Science and Tech


Apple's Plan To Improve Security After Celeb Nude Photo Leak

Apple CEO Tim Cook says the company will improve user security with push notifications and an aggressive campaign for two-factor authentication.
Posted at 9:19 AM, Sep 05, 2014

You're likely familiar with the recent iCloud hacking scandal that resulted in the theft of hundreds of nude celebrity photos, including those of actress Jennifer Lawrence. 

Apple responded to that issue in a statement, insisting "none of the cases ... resulted from any breach in any of Apple’s systems."

Other than letting users know it would be working with law enforcement and providing a few security tips, the press statement seemed to be the extent of Apple's response — a move, or lack there of, that elicited a negative response from the press.
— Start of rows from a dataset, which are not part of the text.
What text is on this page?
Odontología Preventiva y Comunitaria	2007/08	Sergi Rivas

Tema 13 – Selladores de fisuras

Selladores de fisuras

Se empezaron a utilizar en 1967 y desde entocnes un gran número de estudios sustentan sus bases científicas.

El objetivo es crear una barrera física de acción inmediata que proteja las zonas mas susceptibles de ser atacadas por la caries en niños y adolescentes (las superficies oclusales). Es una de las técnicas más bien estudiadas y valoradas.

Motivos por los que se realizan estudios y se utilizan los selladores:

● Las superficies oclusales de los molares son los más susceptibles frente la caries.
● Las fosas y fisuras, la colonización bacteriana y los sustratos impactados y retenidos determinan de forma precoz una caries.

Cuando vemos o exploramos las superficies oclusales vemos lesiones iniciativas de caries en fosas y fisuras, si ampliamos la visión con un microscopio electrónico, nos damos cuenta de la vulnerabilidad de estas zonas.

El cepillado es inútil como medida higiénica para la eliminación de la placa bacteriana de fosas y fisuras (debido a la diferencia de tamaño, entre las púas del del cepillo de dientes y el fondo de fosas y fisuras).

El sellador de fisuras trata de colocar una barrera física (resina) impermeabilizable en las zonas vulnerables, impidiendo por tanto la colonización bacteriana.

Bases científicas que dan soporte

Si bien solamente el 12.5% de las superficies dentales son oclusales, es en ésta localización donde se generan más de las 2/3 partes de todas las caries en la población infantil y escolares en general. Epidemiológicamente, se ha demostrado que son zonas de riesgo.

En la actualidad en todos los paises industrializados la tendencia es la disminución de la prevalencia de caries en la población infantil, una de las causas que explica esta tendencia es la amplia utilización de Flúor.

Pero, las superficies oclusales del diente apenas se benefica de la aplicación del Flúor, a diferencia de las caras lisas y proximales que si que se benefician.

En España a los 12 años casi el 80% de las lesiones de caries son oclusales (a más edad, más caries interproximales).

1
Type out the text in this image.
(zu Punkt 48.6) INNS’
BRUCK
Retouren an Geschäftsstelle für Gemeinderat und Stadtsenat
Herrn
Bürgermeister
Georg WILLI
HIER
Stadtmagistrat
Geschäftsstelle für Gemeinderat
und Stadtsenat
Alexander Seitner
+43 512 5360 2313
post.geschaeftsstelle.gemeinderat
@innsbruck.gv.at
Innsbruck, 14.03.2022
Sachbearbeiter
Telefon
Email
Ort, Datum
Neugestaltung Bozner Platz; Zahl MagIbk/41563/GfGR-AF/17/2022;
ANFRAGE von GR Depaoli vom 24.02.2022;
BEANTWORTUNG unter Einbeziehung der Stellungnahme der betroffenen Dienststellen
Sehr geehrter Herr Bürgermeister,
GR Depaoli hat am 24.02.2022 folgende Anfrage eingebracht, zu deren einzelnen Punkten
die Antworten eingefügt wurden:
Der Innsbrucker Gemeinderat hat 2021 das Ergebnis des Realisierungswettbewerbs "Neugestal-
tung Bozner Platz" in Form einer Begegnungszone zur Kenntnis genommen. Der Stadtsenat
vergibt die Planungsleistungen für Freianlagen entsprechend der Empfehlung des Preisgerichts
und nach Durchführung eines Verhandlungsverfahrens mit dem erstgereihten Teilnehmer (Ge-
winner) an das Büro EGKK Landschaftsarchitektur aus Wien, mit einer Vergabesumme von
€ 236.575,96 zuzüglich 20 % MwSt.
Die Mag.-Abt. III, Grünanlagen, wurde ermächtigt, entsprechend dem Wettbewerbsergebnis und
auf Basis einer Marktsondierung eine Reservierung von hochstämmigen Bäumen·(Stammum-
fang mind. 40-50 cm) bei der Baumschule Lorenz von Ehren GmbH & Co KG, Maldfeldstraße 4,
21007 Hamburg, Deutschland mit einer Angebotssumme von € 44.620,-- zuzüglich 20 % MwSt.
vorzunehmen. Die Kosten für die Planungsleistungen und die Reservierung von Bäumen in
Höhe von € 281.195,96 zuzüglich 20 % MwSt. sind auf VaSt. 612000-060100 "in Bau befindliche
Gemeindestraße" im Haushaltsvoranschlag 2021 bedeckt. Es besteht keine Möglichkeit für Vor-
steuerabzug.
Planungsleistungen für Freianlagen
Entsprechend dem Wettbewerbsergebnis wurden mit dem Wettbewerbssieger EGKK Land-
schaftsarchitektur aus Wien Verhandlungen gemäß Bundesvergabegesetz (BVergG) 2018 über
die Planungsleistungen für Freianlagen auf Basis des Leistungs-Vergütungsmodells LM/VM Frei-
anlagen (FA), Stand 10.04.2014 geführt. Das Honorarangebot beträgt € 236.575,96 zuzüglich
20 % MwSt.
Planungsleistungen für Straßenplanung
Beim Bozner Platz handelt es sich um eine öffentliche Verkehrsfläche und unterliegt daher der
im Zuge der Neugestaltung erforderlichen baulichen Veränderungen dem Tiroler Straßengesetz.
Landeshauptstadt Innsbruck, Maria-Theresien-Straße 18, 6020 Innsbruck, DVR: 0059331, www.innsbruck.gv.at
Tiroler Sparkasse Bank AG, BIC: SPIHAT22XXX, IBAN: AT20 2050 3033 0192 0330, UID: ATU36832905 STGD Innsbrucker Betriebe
Now Apple CEO Tim Cook in an interview with The Wall Street Journal has provided more insight into the theft and subsequent leak of the photographs. 

Cook told The Wall Street Journal the celebrity photos were stolen "when hackers correctly answered security questions to obtain their passwords, or when they were victimized by a phishing scam to obtain user IDs and passwords." 
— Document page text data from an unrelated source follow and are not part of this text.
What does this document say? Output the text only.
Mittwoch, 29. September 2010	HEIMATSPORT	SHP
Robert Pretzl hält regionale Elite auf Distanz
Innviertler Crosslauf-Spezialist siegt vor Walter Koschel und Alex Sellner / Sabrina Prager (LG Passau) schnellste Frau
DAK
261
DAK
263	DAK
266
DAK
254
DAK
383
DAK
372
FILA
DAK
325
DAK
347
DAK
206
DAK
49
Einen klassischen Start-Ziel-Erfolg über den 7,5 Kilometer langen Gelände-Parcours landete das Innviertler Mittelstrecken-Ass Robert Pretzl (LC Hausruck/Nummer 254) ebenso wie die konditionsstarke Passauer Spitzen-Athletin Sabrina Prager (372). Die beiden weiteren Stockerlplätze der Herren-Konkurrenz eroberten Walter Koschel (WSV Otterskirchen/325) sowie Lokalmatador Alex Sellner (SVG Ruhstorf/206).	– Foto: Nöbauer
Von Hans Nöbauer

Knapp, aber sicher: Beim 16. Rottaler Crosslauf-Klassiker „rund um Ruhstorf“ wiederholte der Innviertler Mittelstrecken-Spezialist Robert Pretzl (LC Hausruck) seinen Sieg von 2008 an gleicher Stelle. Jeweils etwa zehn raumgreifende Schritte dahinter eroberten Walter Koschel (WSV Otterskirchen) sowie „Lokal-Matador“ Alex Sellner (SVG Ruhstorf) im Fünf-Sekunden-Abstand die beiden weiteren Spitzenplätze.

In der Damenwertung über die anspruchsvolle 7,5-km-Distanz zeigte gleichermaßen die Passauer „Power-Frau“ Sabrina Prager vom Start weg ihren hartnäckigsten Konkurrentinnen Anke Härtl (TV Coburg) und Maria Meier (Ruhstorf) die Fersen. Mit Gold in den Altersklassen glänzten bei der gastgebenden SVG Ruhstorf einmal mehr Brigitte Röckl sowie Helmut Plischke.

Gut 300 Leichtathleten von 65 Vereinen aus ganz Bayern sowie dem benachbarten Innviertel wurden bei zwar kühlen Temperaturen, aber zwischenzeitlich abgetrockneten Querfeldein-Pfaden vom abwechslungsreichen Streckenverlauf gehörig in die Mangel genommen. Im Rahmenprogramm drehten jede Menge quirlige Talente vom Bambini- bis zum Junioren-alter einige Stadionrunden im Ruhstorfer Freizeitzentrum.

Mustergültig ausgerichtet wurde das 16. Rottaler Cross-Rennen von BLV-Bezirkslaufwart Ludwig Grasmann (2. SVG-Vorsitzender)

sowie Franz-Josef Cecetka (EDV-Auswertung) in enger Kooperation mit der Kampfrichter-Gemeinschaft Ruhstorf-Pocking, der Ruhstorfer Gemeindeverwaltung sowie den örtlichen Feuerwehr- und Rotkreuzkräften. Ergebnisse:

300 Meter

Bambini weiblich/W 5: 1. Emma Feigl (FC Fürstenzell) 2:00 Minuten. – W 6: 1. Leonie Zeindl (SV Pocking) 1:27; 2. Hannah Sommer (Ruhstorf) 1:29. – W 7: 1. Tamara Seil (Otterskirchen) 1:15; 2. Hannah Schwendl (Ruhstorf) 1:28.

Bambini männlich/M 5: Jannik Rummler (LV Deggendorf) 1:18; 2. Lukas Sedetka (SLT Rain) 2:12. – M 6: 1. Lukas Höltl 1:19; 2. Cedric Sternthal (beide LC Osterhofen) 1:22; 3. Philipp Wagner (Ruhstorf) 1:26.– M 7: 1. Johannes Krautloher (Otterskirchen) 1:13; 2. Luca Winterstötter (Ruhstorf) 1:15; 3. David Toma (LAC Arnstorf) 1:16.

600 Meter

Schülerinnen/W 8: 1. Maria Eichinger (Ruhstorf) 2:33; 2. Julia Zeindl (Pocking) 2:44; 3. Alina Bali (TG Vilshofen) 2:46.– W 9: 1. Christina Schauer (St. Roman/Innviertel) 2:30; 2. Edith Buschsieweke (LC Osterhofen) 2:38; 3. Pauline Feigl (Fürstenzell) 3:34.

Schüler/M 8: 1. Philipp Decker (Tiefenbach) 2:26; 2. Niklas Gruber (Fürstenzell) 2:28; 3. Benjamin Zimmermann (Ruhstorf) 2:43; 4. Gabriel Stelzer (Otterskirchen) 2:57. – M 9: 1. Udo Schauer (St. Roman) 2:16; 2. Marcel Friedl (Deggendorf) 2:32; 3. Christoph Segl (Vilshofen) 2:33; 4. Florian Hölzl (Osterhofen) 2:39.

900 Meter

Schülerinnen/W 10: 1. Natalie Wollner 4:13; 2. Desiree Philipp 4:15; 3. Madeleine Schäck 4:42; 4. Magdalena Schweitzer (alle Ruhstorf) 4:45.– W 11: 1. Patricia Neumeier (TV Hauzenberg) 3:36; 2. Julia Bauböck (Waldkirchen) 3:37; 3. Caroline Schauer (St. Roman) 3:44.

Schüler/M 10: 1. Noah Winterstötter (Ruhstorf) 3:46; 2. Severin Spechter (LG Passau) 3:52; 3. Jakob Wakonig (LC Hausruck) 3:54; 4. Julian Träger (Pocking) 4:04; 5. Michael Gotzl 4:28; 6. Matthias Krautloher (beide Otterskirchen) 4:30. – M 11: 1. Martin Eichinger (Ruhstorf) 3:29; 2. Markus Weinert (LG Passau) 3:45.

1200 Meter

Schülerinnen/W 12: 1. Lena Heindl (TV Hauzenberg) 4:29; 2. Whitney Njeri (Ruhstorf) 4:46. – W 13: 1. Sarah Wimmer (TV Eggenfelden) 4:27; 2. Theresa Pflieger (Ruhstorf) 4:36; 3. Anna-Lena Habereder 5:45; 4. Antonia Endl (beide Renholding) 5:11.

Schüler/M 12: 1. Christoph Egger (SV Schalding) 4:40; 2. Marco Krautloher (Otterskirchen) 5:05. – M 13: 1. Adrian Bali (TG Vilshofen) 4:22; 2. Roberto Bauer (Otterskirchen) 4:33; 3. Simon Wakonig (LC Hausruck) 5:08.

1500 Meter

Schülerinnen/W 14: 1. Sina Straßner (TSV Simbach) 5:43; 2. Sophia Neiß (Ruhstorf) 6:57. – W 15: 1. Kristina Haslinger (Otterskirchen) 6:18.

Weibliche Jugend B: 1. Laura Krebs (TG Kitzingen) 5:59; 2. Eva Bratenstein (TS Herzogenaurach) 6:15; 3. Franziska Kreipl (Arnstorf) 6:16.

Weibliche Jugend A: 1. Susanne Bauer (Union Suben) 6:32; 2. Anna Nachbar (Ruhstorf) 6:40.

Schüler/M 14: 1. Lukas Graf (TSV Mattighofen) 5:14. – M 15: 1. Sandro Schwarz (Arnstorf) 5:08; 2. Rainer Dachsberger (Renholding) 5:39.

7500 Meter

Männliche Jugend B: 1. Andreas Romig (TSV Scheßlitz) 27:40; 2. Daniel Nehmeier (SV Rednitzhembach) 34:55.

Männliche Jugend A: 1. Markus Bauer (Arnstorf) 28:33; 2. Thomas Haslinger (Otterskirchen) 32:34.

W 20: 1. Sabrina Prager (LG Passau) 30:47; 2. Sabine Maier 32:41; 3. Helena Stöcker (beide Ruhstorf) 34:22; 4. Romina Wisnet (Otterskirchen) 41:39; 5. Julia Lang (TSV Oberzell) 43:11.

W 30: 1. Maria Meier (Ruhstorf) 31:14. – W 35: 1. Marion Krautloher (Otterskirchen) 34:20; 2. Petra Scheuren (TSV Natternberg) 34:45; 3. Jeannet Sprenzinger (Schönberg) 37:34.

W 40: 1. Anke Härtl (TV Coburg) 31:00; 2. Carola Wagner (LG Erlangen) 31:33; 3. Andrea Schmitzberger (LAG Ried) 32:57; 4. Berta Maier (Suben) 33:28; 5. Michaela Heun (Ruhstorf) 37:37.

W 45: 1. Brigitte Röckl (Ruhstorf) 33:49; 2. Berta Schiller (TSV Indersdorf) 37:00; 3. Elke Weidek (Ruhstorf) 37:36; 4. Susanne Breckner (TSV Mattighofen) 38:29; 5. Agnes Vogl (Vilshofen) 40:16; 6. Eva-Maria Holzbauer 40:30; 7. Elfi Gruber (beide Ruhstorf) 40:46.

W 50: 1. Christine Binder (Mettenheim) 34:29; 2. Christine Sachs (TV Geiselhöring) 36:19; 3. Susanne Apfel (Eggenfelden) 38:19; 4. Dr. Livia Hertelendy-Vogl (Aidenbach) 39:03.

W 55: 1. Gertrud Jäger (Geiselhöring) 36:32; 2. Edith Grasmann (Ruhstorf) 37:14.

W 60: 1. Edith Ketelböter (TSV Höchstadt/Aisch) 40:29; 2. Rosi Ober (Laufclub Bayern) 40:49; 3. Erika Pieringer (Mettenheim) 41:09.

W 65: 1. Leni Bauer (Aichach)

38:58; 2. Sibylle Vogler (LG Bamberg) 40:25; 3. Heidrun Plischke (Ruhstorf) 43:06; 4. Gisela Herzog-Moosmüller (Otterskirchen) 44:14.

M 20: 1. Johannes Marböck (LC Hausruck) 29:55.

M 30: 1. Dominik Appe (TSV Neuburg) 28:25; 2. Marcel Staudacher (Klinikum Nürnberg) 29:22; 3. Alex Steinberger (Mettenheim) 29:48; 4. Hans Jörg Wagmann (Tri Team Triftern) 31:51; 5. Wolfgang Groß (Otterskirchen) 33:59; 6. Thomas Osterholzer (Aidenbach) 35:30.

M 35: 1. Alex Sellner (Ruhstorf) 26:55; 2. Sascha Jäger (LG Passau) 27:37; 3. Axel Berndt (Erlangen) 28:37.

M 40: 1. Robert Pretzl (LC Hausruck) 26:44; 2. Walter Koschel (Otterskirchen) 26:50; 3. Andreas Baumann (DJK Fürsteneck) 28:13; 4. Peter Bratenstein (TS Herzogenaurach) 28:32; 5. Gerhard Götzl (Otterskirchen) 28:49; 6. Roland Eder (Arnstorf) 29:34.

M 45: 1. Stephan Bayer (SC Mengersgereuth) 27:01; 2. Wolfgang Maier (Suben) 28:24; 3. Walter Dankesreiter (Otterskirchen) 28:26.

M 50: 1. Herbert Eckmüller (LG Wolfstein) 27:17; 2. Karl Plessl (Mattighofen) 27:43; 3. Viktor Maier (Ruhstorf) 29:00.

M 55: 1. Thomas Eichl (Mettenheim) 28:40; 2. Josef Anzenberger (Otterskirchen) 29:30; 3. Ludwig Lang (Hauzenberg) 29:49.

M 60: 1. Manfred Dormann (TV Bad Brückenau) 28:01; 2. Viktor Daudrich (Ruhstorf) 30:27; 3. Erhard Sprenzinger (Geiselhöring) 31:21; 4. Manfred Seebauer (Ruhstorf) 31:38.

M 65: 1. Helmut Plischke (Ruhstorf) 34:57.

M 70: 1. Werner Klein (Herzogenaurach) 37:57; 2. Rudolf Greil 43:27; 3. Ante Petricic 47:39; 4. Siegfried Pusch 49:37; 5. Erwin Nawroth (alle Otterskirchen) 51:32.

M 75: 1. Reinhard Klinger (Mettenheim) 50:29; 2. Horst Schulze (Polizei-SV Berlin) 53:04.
Cook is basically telling us the hackers guessed dog names and favorite restaurants, instead of hacking into Apple's servers to gather login credentials. 

The outlet reports Apple will increase user security by alerting users through email and push notifications when account details are changed. Apple already notifies users of changes via email, but push notifications are the additional security. Users will be able to take immediate action by changing the account password, "or alerting Apple's security team." (Video via Apple)

Cook says the company will add the feature in two weeks. But the company isn't stopping there, in fact, Cook said he thinks Apple may have dropped the ball a bit.

As Fortune notes, the company will push for users to activate two-factor authentication, a tool that requires users to enter a code sent to a separate, trusted device like your iPhone before you can make changes to your account. Cook said Apple could have done a better job informing users of potential threats: "When I step back from this terrible scenario that happened and say what more could we have done, I think about the awareness piece."

A writer for 9to5Mac says the updated security features are a step in the right direction, because Apple "has the responsibility to take care of its customers."

The company is, after all, responsible for quite a few people's personal data. According to comScore, in the U.S. alone, more than 70 million people are using an iPhone.

Is Apple running a bit behind in ramping up its security? A writer for GigaOm seems to think so.

"Given that this stuff has been going on for a long time, with ordinary people as well as celebrities ... it’s unfortunate to say the least that Apple is only springing to action to this degree when a very high-profile case hits just before a major iPhone launch."

Apple executives aren't exactly known for taking interviews with the press. It's likely no coincidence Tim Cook chose to address the issue so publicly, ahead of Apple's Tuesday press event.